The Suboxone tooth decay lawsuits typically list Indivior, Reckitt, and their various U.S. operating entities as defendants. Indivior, being a publicly traded entity listed on the London Stock Exchange and well-financed, is expected to bear primary responsibility for the Suboxone-related liabilities. However, Indivior has faced legal issues in the past. In 2019, the company was indicted by the Department of Justice for false marketing claims and a scheme aimed at steering patients toward doctors likely to prescribe Suboxone.

Another significant defendant in the Suboxone lawsuits is Aquestive Therapeutics Inc., a pharmaceutical company headquartered in New Jersey. Aquestive collaborated with Indivior in the development of Suboxone.

Estimated Settlement Value of Suboxone Lawsuits

Our attorneys currently project the potential settlement range for Suboxone tooth decay lawsuits to fall between $50,000 and $150,000. However, this estimation is solely for settlement purposes.
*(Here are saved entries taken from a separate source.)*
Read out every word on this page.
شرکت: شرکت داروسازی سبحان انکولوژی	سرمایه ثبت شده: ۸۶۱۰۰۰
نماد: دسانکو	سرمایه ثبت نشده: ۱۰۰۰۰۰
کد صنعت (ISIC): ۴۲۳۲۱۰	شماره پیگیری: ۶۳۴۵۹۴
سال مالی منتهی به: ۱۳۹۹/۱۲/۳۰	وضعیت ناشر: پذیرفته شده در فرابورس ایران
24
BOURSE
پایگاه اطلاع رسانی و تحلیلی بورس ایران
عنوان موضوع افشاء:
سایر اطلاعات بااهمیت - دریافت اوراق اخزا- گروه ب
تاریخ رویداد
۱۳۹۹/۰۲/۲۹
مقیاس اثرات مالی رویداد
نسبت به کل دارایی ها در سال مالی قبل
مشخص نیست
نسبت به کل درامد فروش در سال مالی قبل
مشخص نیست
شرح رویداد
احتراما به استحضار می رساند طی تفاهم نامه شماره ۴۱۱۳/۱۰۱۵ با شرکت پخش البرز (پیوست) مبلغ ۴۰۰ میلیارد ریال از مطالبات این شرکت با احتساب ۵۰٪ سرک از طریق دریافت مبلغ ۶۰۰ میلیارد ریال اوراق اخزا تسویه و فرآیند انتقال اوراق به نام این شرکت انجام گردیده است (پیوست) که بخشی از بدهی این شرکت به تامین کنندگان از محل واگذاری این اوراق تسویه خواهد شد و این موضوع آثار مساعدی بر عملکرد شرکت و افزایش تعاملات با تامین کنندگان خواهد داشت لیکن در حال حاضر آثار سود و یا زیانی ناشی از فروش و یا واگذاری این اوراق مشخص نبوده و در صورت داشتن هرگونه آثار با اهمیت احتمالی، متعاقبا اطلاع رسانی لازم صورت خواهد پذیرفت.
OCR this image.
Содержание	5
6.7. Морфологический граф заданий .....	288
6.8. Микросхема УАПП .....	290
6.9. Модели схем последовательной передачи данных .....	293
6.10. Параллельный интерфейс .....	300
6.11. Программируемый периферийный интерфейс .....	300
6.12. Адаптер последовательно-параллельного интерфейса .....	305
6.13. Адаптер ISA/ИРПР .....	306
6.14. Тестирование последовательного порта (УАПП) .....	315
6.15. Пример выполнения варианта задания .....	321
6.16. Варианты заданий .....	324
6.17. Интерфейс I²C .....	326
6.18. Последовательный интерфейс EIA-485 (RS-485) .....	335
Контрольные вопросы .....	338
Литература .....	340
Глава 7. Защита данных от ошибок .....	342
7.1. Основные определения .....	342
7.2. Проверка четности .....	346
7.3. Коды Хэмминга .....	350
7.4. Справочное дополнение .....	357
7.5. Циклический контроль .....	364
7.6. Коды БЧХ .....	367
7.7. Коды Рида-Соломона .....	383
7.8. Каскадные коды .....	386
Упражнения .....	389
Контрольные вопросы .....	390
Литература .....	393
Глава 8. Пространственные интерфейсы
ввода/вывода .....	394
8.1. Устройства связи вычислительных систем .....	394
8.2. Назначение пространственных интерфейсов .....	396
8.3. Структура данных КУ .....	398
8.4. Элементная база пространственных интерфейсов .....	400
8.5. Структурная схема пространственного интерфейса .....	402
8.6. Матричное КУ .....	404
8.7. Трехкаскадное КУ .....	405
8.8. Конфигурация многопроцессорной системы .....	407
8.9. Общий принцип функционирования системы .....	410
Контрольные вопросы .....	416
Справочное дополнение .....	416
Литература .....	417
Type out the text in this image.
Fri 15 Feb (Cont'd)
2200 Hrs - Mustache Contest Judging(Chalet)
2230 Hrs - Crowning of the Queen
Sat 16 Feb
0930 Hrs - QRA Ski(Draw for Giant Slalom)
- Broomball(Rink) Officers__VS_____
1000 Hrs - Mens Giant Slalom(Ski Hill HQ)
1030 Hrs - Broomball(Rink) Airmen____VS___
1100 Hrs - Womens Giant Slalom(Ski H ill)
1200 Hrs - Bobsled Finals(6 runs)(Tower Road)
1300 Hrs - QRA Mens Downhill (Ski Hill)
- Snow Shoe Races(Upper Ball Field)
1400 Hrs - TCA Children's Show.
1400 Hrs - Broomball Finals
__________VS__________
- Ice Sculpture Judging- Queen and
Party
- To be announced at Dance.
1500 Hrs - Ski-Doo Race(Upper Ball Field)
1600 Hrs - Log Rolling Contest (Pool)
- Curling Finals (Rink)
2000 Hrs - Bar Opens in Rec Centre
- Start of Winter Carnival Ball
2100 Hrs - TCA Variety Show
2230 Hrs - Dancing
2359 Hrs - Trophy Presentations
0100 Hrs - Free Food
In the event these Suboxone cases proceed to trial, the potential payout from a verdict might significantly increase, potentially involving punitive damages. We believe that if Suboxone cases were to reach trial, the potential value could surpass $1 million.

This forecast is admittedly premature. The Suboxone tooth decay litigation is still in its nascent stages, making it challenging to predict definitive settlement amounts accurately. Describing this estimate as speculation wouldn’t be entirely unfair. Yet, if these tooth decay lawsuits demonstrate success, given the justifiability of a warning and substantial evidence supporting causation, we can reasonably gauge their potential payout value.